Chronique historique
par Sylvain Bertoldi, conservateur en chef des Archives d'Angers
Vivre à Angers n° 246, mai 2001
Depuis 1475, Angers possède une municipalité. Sous l’Ancien Régime, elle est librement élue de 1484 à 1657, mais au suffrage indirect à deux degrés : les assemblées paroissiales élisent chacune deux députés à l’assemblée générale des habitants. Celle-ci, composée des trente-deux députés des assemblées paroissiales, de l'échevinage et des membres des administrations (présidial, sénéchaussée, grenier à sel…), des députés du clergé, des notaires, des avocats et des marchands, élit maire et échevins.

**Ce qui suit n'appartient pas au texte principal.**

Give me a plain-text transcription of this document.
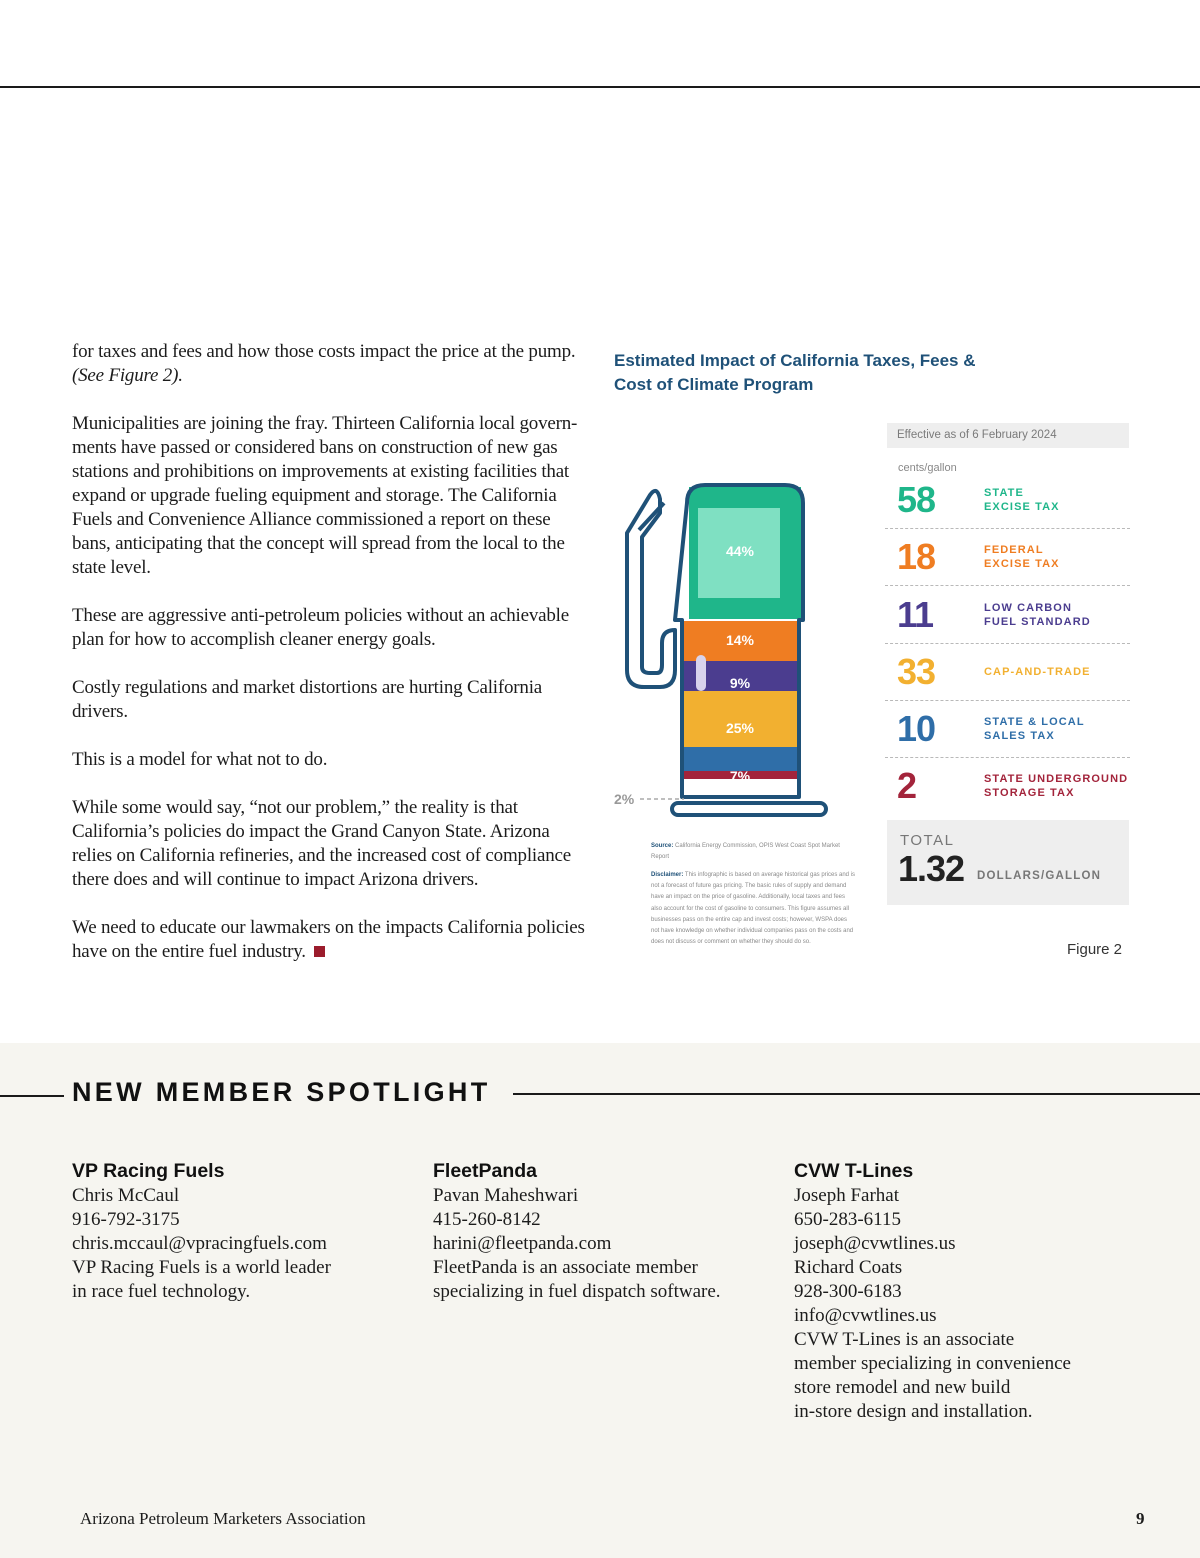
for taxes and fees and how those costs impact the price at the pump. (See Figure 2).

Municipalities are joining the fray. Thirteen California local govern-ments have passed or considered bans on construction of new gas stations and prohibitions on improvements at existing facilities that expand or upgrade fueling equipment and storage. The California Fuels and Convenience Alliance commissioned a report on these bans, anticipating that the concept will spread from the local to the state level.

These are aggressive anti-petroleum policies without an achievable plan for how to accomplish cleaner energy goals.

Costly regulations and market distortions are hurting California drivers.

This is a model for what not to do.

While some would say, “not our problem,” the reality is that California’s policies do impact the Grand Canyon State. Arizona relies on California refineries, and the increased cost of compliance there does and will continue to impact Arizona drivers.

We need to educate our lawmakers on the impacts California policies have on the entire fuel industry.

Estimated Impact of California Taxes, Fees & Cost of Climate Program
2%
44%
14%
9%
25%
7%
Effective as of 6 February 2024
cents/gallon
58	STATE
EXCISE TAX
18	FEDERAL
EXCISE TAX
11	LOW CARBON
FUEL STANDARD
33	CAP-AND-TRADE
10	STATE & LOCAL
SALES TAX
2	STATE UNDERGROUND
STORAGE TAX
TOTAL
1.32 DOLLARS/GALLON
Source: California Energy Commission, OPIS West Coast Spot Market Report
Disclaimer: This infographic is based on average historical gas prices and is not a forecast of future gas pricing. The basic rules of supply and demand have an impact on the price of gasoline. Additionally, local taxes and fees also account for the cost of gasoline to consumers. This figure assumes all businesses pass on the entire cap and invest costs; however, WSPA does not have knowledge on whether individual companies pass on the costs and does not discuss or comment on whether they should do so.	Figure 2
NEW MEMBER SPOTLIGHT
VP Racing Fuels
Chris McCaul
916-792-3175
chris.mccaul@vpracingfuels.com
VP Racing Fuels is a world leader
in race fuel technology.
FleetPanda
Pavan Maheshwari
415-260-8142
harini@fleetpanda.com
FleetPanda is an associate member
specializing in fuel dispatch software.
CVW T-Lines
Joseph Farhat
650-283-6115
joseph@cvwtlines.us
Richard Coats
928-300-6183
info@cvwtlines.us
CVW T-Lines is an associate
member specializing in convenience
store remodel and new build
in-store design and installation.
Arizona Petroleum Marketers Association	9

Après la rébellion de la ville pendant la Fronde, Louis XIV suspend les libertés municipales et nomme directement maire et échevins. Après 1661, c’est le gouverneur d’Anjou qui désigne maire (pour quatre ans) et échevins. Le système s’assouplit en 1729 : l’assemblée générale des habitants désigne trois sujets pour l’élection du maire. Les noms sont envoyés au gouverneur, puis au roi à partir de 1738, qui choisit parmi les proposés. Ainsi en est-il en 1743, avec la nomination de René Romain comme maire.
Voici le cérémonial de son installation, tel qu’il est consigné dans les registres de délibérations de l’hôtel de ville (Archives municipales, BB 134, f° 2-3). La cérémonie se déroule habituellement le premier mai, suivant une tradition remontant à 1485.
Après avoir prêté serment entre les mains du maire sortant, le nouveau maire reçoit
« une bourse de velours rouge aux armes de la ville dans laquelle sont les trois sceaux de la ville et les clefs des archives et des portes de la ville […].
Et ensuitte a esté mis entre les mains de monsieur le nouveau maire une paire de gants blancs et le bouquet [de violettes] deub par chacun an par le chapelain de la chapelle des Raizeaux […] en l’église de Saint-Jean-Baptiste de cette ville pour la tolérance du passage de la cassemate de Saint-Blaise et les petits bouquets et tambours verts fournis par les tambours ordinaires de cet hostel quy ont esté distribuez [à toute l’assemblée].
Et a esté aresté que monsieur le maire et les échevins assisteront à une grande messe quy se dira demain jeudy, neuf heures du matin, en l’église des Carmes de cette ville pour invoquer le Saint-Esprit affin qu’il bénisse la conduite de mesdits sieurs le maire et les échevins et fasse prospérer leurs bons desseins au service du roy et du public […].
Et à l’instant la compagnie s’est levée et tous messieurs les officiers de cet hostel sont sortis, les tambourgs apellans précédez des gardes, avec leurs cazaques et hallebardes, des huissiers et des connestables, monsieur Romain nouveau maire à leur teste et monsieur Jallet de La Veroullière ancien maire à sa droite, messieurs les échevins, conseillers, procureur de ville et secrétaire de cet hostel sont allez à l’église de Saint-Serge pour rendre grâces à Dieu desdites élections et nominations et baiser l’anneau de saint Brieuc et, en passant par les remparts, il a esté fait une décharge des boistes et artillerie quy estoient sur lesdits remparts et, après quoy, la compagnie est allée au chasteau faire les soumissions au roy.
A trouvé dans la cour la compagnie des invalides qui y est en garnison, en haye et sous les armes, les officiers à leur teste, et aussy monsieur le major du chasteau dans la cour dudit chasteau à quinze pas de l’escalier quy conduit à l’apartement de monsieur d’Autichamp, lieutenant de roy, lequel a dit que monsieur d’Autichamp, estant indisposé, ne pouvoit recevoir la compagnie, et monsieur Romain prenant la parolle, les nouveaux officiers ont renouvelé au roy le serment de fidélité entre les mains de monsieur le major […].
Et ensuitte la compagnie est revenue à l’hôtel de ville, où monsieur Romain nouveau maire luy a donné à disner et à tous les chefs des compagnies de la ville, et à plusieurs autres personnes de distinction. Et pendant le repas les boistes et artillerie de l’hôtel de ville ont fait plusieurs décharges en buvant à la santé du roy et monseigneur le gouverneur.
La compagnie n’est point allée à l’évesché, monsieur l’évesque estant à son chasteau d’Évantard ».